Of course, he and Ray had crossed paths before, when Jerry had been wearing another face. The last time... the last time had been during the Battle for the Rox, when he and Ray had been part of a government team sent in to smash Bloat’s joker rebellion. It was a long story without a good ending, and he didn’t care to dwell on it.
Ray was still frowning. “You look familiar.”
“I got that type of face,” Jerry said in his best Alan Ladd imitation. “I recognized you, of course. Who wouldn’t?”
“Oh, well.” Ray’s frown vanished. He glanced at his partner, visibly preening. Her frown deepened a fraction.

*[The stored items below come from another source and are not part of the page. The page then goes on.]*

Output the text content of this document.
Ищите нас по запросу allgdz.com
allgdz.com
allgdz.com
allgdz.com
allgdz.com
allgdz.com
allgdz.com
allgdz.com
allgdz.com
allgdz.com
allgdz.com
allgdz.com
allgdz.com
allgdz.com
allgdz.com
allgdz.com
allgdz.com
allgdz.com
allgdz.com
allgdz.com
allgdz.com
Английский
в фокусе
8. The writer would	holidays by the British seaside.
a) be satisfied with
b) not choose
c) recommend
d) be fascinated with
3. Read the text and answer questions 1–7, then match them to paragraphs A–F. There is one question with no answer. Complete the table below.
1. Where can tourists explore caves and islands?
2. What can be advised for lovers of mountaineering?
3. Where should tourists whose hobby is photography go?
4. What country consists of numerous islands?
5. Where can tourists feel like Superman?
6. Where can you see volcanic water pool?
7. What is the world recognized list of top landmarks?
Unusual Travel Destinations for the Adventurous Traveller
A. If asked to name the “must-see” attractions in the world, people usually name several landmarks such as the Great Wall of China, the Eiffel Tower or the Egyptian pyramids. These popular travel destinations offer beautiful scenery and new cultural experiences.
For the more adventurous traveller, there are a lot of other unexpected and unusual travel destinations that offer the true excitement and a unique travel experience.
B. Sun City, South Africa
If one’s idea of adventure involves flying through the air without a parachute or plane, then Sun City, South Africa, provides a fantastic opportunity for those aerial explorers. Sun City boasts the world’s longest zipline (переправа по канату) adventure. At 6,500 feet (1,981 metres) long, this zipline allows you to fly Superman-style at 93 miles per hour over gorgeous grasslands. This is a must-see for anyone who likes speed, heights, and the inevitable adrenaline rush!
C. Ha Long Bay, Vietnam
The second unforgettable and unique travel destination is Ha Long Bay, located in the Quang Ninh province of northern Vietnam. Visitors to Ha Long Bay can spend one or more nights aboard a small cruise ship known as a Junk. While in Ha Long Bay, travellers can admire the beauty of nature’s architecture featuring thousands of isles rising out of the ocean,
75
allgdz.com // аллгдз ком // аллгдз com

“How’d you know me?” Jerry asked before Ray had too much of a chance to think about his previous reply.
Ray gestured over his shoulder. “Guy back there told me you’re the kid’s bodyguard.”
Jerry nodded. “That’s right.”
“This is Angel,” Ray said, indicating his partner. She looked at Jerry sourly as he glanced at her. He decided not to voice any of the half dozen or so puns on her name that had immediately popped up in his brain.
“She’s new,” Ray added, as if that explained everything.
“What’s the government want with the boy?” Jerry asked.
“Well—“Angel began.
“You see—“ Ray said.
And suddenly all Hell broke out on the stage.